Él trató de componerse. Su ojo la miró de nuevo, trémulo, resquebrajado. La veía como a través de un caleidoscopio. Siguió esforzándose por hablar:
—No puedo. Debo confesarlo: soy culpable. En nuestro interior sabíamos que… sabíamos que tarde o temprano… que tarde o temprano este sería nuestro desenlace. Soy… simplemente de palo… sí. Siempre lo supimos y firmamos el acuerdo con un beso. Lo siento. La soledad fue la única promesa; una promesa que…
Un enésimo ataque de tos. Un embate que parecía trastocar toda la humanidad que había adquirido al cabo de sus años de actor. Cuando terminó aquel acceso, más prolongado y desgarrador que todos los anteriores, él no volvió a hablar. Permaneció allí, inmóvil, su ojo abierto, la cabeza de medio lado sobre el hombro derecho, el hilo roto ondeando como un cabello solitario…

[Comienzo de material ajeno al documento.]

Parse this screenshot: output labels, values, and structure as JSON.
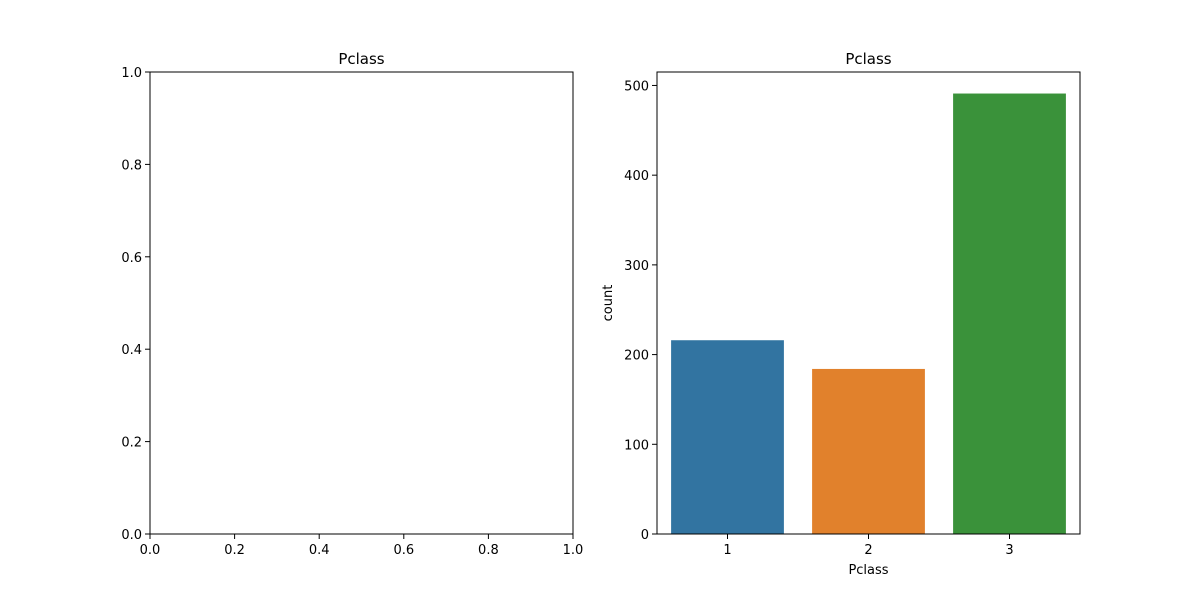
{
  "colors": {
    "background": "#ffffff",
    "axis": "#000000"
  },
  "chart_data": [
    {
      "type": "bar",
      "title": "Pclass",
      "xlabel": "",
      "ylabel": "",
      "categories": [],
      "values": [],
      "xlim": [
        0,
        1
      ],
      "ylim": [
        0,
        1
      ],
      "xticks": [
        "0.0",
        "0.2",
        "0.4",
        "0.6",
        "0.8",
        "1.0"
      ],
      "yticks": [
        "0.0",
        "0.2",
        "0.4",
        "0.6",
        "0.8",
        "1.0"
      ],
      "grid": false
    },
    {
      "type": "bar",
      "title": "Pclass",
      "xlabel": "Pclass",
      "ylabel": "count",
      "categories": [
        "1",
        "2",
        "3"
      ],
      "values": [
        216,
        184,
        491
      ],
      "colors": [
        "#3274a1",
        "#e1812c",
        "#3a923a"
      ],
      "ylim": [
        0,
        515
      ],
      "yticks": [
        "0",
        "100",
        "200",
        "300",
        "400",
        "500"
      ],
      "grid": false
    }
  ]
}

Con qué intensidad ella quería darle un beso, abrazarlo. Sabía que escuchó sus últimas palabras y ni siquiera pudo retribuirle el esfuerzo. Se quedó mirándolo durante segundos incalculables. Minutos, tal vez. Al cabo, sonrió con amargura: recordó viejas presentaciones en el teatrino, los aplausos, las ovaciones. Las giras inolvidables donde nació todo. — ¿Recuerdas cómo me conquistaste? Jum. Y yo toda ufana… tonta… ocultando lo evidente. Hasta me sentí… ya sabes… como una jovencita enamorada, capaz de cometer estupideces por amor.

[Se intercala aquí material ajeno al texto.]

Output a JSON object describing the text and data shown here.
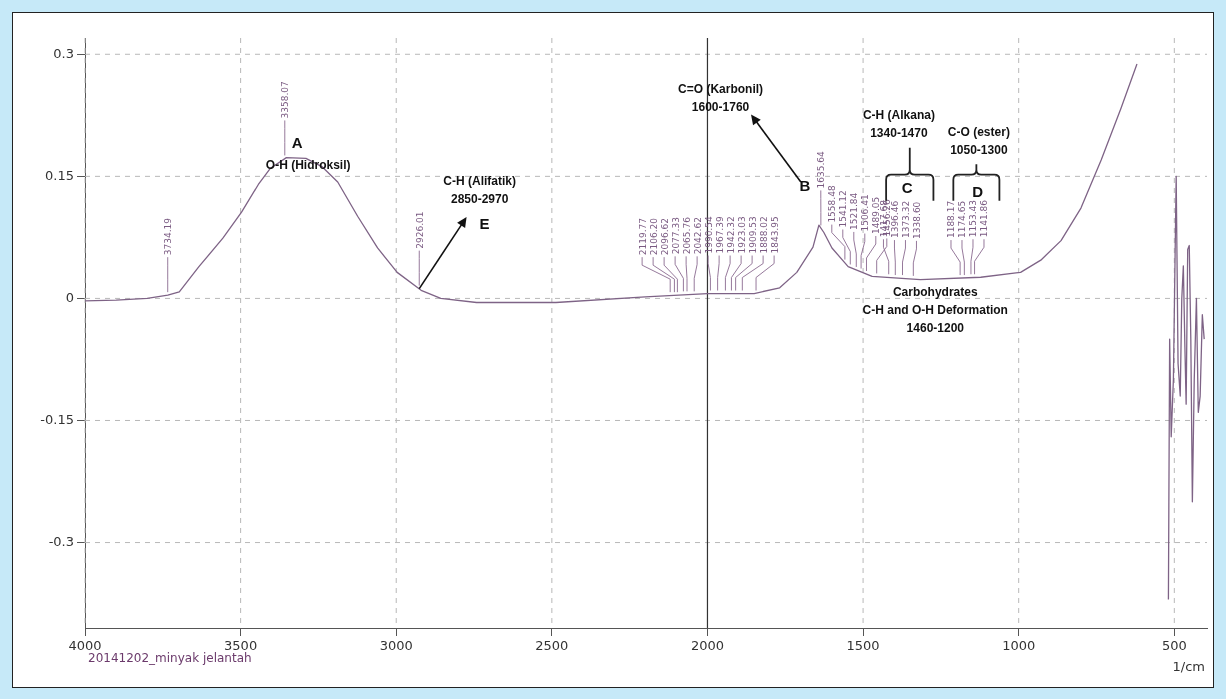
{
  "chart_data": {
    "type": "line",
    "xlabel": "1/cm",
    "color": "#7e6386",
    "marker": "none",
    "grid": true,
    "legend": false,
    "x": [
      4000,
      3900,
      3800,
      3734,
      3697,
      3634,
      3557,
      3497,
      3443,
      3404,
      3353,
      3290,
      3239,
      3188,
      3124,
      3060,
      2997,
      2920,
      2857,
      2742,
      2487,
      2200,
      2000,
      1850,
      1768,
      1713,
      1661,
      1642,
      1626,
      1600,
      1548,
      1471,
      1316,
      1122,
      994,
      929,
      864,
      800,
      735,
      671,
      620,
      587,
      550,
      520,
      519,
      515,
      510,
      503,
      494,
      488,
      481,
      476,
      471,
      466,
      462,
      457,
      452,
      447,
      442,
      436,
      429,
      423,
      417,
      410,
      404
    ],
    "values": [
      -0.003,
      -0.002,
      0.0,
      0.004,
      0.008,
      0.039,
      0.074,
      0.106,
      0.14,
      0.16,
      0.173,
      0.172,
      0.162,
      0.143,
      0.101,
      0.062,
      0.032,
      0.01,
      0.0,
      -0.005,
      -0.005,
      0.002,
      0.006,
      0.006,
      0.013,
      0.032,
      0.063,
      0.09,
      0.081,
      0.062,
      0.039,
      0.027,
      0.023,
      0.026,
      0.032,
      0.047,
      0.071,
      0.111,
      0.17,
      0.234,
      0.288,
      null,
      null,
      null,
      -0.37,
      -0.05,
      -0.17,
      -0.1,
      0.15,
      -0.08,
      -0.12,
      0.0,
      0.04,
      -0.06,
      -0.13,
      0.06,
      0.065,
      -0.05,
      -0.25,
      -0.1,
      0.0,
      -0.14,
      -0.12,
      -0.02,
      -0.05
    ],
    "xlim": [
      4000,
      395
    ],
    "xticks": [
      4000,
      3500,
      3000,
      2500,
      2000,
      1500,
      1000,
      500
    ],
    "ylim": [
      -0.405,
      0.32
    ],
    "yticks": [
      0.3,
      0.15,
      0,
      -0.15,
      -0.3
    ],
    "ref_lines": [
      {
        "axis": "x",
        "value": 2000,
        "color": "#333333"
      }
    ],
    "annotations": [
      {
        "text": "3734.19",
        "x": 3734.19,
        "y": 0.004
      },
      {
        "text": "3358.07",
        "x": 3358.07,
        "y": 0.172
      },
      {
        "text": "2926.01",
        "x": 2926.01,
        "y": 0.012
      },
      {
        "text": "2119.77",
        "x": 2119.77,
        "y": 0.004
      },
      {
        "text": "2106.20",
        "x": 2106.2,
        "y": 0.004
      },
      {
        "text": "2096.62",
        "x": 2096.62,
        "y": 0.004
      },
      {
        "text": "2077.33",
        "x": 2077.33,
        "y": 0.005
      },
      {
        "text": "2065.76",
        "x": 2065.76,
        "y": 0.005
      },
      {
        "text": "2042.62",
        "x": 2042.62,
        "y": 0.005
      },
      {
        "text": "1990.54",
        "x": 1990.54,
        "y": 0.006
      },
      {
        "text": "1967.39",
        "x": 1967.39,
        "y": 0.006
      },
      {
        "text": "1942.32",
        "x": 1942.32,
        "y": 0.006
      },
      {
        "text": "1923.03",
        "x": 1923.03,
        "y": 0.006
      },
      {
        "text": "1909.53",
        "x": 1909.53,
        "y": 0.006
      },
      {
        "text": "1888.02",
        "x": 1888.02,
        "y": 0.006
      },
      {
        "text": "1843.95",
        "x": 1843.95,
        "y": 0.006
      },
      {
        "text": "1635.64",
        "x": 1635.64,
        "y": 0.086
      },
      {
        "text": "1558.48",
        "x": 1558.48,
        "y": 0.044
      },
      {
        "text": "1541.12",
        "x": 1541.12,
        "y": 0.038
      },
      {
        "text": "1521.84",
        "x": 1521.84,
        "y": 0.035
      },
      {
        "text": "1506.41",
        "x": 1506.41,
        "y": 0.033
      },
      {
        "text": "1489.05",
        "x": 1489.05,
        "y": 0.03
      },
      {
        "text": "1456.26",
        "x": 1456.26,
        "y": 0.027
      },
      {
        "text": "1417.68",
        "x": 1417.68,
        "y": 0.026
      },
      {
        "text": "1396.46",
        "x": 1396.46,
        "y": 0.025
      },
      {
        "text": "1373.32",
        "x": 1373.32,
        "y": 0.025
      },
      {
        "text": "1338.60",
        "x": 1338.6,
        "y": 0.024
      },
      {
        "text": "1188.17",
        "x": 1188.17,
        "y": 0.025
      },
      {
        "text": "1174.65",
        "x": 1174.65,
        "y": 0.025
      },
      {
        "text": "1153.43",
        "x": 1153.43,
        "y": 0.026
      },
      {
        "text": "1141.86",
        "x": 1141.86,
        "y": 0.026
      },
      "A",
      "O-H (Hidroksil)",
      "C-H (Alifatik)\n2850-2970",
      {
        "text": "E",
        "x": 2926.01,
        "y": 0.012
      },
      "C=O (Karbonil)\n1600-1760",
      "B",
      "C-H (Alkana)\n1340-1470",
      "C",
      "C-O (ester)\n1050-1300",
      "D",
      "Carbohydrates\nC-H and O-H Deformation\n1460-1200",
      "20141202_minyak jelantah"
    ]
  }
}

Dejó escapar un llanto sosegado, de resignación, en aquel ático derruido. —No me dejes —repitió con voz delicada, aterida—. ¿Qué voy a hacer yo sola? ¿Cuánto tiempo ha de pasar antes de que muera? ¿Cuánta soledad? —Dirigió su mirada al techo—. ¿Dónde estás? ¿Por qué no me dejas ir también? ¿Por qué? ¿Por qué?
El eco se desvaneció en el silencio. La novia quedó allí, inmersa en un ciclo de segundos, de minutos tediosos, de horas que se avecinaban, inexorables; y él cada vez más consumido, reducido a polvo, a comejenes hastiados; y ella le susurraba palabras de amor dedicadas muchas veces; le recordaba los días felices una y otra vez, inocente de que no existía una parca que cortara sus hilos, que cortara aquella eternidad de soledad y locura. Y los días pasaban, y otra vez preguntaba por su dios, y el eco volvía a responder en aquella casa construida sobre un altozano, destartalada, cubierta de polvo y ceniza, sin nadie que acudiera a responder, porque nadie es la totalidad del mundo, ahora gris y frío y silencioso.